Y. Mhamdi | Jb. Rivoire
➡️ En février 2017, en pleine campagne présidentielle, Emmanuel Macron se rend à Alger. Mais au lieu de rencontrer des représentants de la société civile, il se contente de voir des officiels et, plus discrètement, des affairistes proches du pouvoir. Dès lors, il va constamment soutenir le régime, même au plus fort du « Hirak », quand treize millions d’algériens défilaient dans toute l’Algérie contre un cinquième mandat du vieux président Abdelaziz Bouteflika. Emmanuel Macron a-t-il offert sa protection à un régime militaire corrompu et discrédité, en échange de soutien politique, voire financier ?
A en croire le témoignage de l’ancien vendeur d’armes français Bernard Cheynel, recoupé par celui d’un responsable algérien proche des services de renseignement, le voyage d’Alger en février 2017 a permis au candidat d’en Marche de s’attacher le soutien de puissants oligarques algériens. En marge des rencontres avec les officiels, Emmanuel Macron aurait en effet discrètement diné avec Issab Rebrab, première fortune d’Algérie. Il aurait également pris le temps de rencontrer secrètement Redha Kouninef, troisième fortune du pays et « bébé » du clan Bouteflika. Quand à Ali Hadad, patron du Forum des chefs d’entreprises (équivalent algérien du MEDEF), il l’a rencontré officiellement le 14 février, mais il l’aurait également vu plus discrètement quelques heures plus tôt. Selon le journaliste Marc Endeweld, le sulfureux intermédiaire franco-algérien Alexandre Djouhri, soupçonné par la justice d’être mêlé au supposé financement libyen de Nicolas Sarkozy en 2007, aurait été présent lors de ce rendez-vous. Selon le vendeur d’armes français Bernard Cheynel, proche des services algériens depuis les années 1980, l’enjeu de cette rencontre secrète était de négocier le soutien des milieux d’affaires algériens à la candidature d’Emmanuel Macron en échange d’un mea culpa sur les atrocités commises par la France en Algérie. A la fin de son voyage de 48h, le candidat d’En marche avait d’ailleurs été jusqu’à déclarer que la colonisation française en Algérie avait été un « crime contre l’humanité ». Un geste qui lui avait été suggérée par Alger, selon une de nos sources, et qui avait choqué des millions d’électeurs français.

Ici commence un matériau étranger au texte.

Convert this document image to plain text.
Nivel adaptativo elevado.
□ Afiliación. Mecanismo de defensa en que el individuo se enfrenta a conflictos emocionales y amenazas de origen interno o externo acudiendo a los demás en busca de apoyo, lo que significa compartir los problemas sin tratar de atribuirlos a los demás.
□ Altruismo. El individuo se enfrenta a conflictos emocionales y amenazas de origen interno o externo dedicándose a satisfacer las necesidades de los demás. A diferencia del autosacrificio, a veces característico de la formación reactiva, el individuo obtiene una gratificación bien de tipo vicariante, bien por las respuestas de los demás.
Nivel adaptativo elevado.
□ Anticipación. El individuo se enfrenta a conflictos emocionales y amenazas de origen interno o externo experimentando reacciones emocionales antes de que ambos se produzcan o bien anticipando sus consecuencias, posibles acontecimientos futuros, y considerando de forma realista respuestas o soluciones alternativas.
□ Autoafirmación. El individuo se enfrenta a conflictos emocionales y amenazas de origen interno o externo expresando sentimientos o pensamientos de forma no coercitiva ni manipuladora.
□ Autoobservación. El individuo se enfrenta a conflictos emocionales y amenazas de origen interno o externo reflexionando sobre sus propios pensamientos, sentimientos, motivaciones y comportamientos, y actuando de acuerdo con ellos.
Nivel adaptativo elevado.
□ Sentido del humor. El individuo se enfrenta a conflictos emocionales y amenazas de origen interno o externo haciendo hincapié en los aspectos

Une fois élu à l’Elysée, Emmanuel Macron avait continué à soutenir aveuglément le clan du vieux président Bouteflika, pourtant largement discrédité auprès de la population. Après le début du Hirak, en mars 2019, il avait été jusqu’à déclarer depuis Djibouti que président algérien, qui refusait alors de quitter le pouvoir, « ouvrait une nouvelle page de la démocratie en Algérie ». Ce soutien sans faille d’Emmanuel Macron à la junte militaire algérienne s’est prolongé fin 2019 quand le président Abdelmajid Tebboune a entrepris de réprimer le « Hirak », emprisonnant des dizaines de journalistes, d’opposants, de militants associatifs. Alors que la torture se répandait à nouveau dans les commissariats algériens, le président français déclarait en 2020: « on ne change pas un régime en quelques mois ».
Par cette attitude complaisante, Emmanuel Macron s’est inscrit dans une longue tradition de la Françalgérie: protéger le régime d’Alger en échange de soutien politique, voire financier. Comme l’avaient fait avant lui François Mitterrand, dont la campagne de 1981 avait été en partie financée par Alger, ou Jacques Chirac, qui lors d’un voyage officiel à Alger en 1986 avait demandé à ses homologues d’ouvrir le marché algérien à Daewoo, une firme sud-coréenne qui selon lui, finançait alors le RPR. Conséquence de ces compromissions avec un régime corrompu: chaque année, des milliers de jeunes algériens ayant perdu espoir dans l’avenir de leur pays tentent de rallier l’Europe sur des embarcations de fortune. A 4000 euros la traversée entre Oran et l’Espagne, ces « Harragas » sont devenus rentable pour les hommes d’affaires algériens. En 2021, près de 10 000 d’entre eux avaient risqué leur vie pour tenter de rallier l’Espagne.
Pour éclairer cette face obscure de la Françalgérie, témoignent l’ancien banquier algérien Omar Benderra (Algeria Watch), Marc Endeweld (journaliste), Xavier Driencourt (ancien ambassadeur de France à Alger), Bernard CHeynel (ancien vendeur d’armes français décédé début 2022), Nicolas Beau (Mondafrique.com), Abdou Semmar (journaliste algérien réfugié politique en France), Jean-Pierre Mignard (membre de la délégation d’Emmanuel Macron à Alger en 2017), Antton Rouget (Mediapart).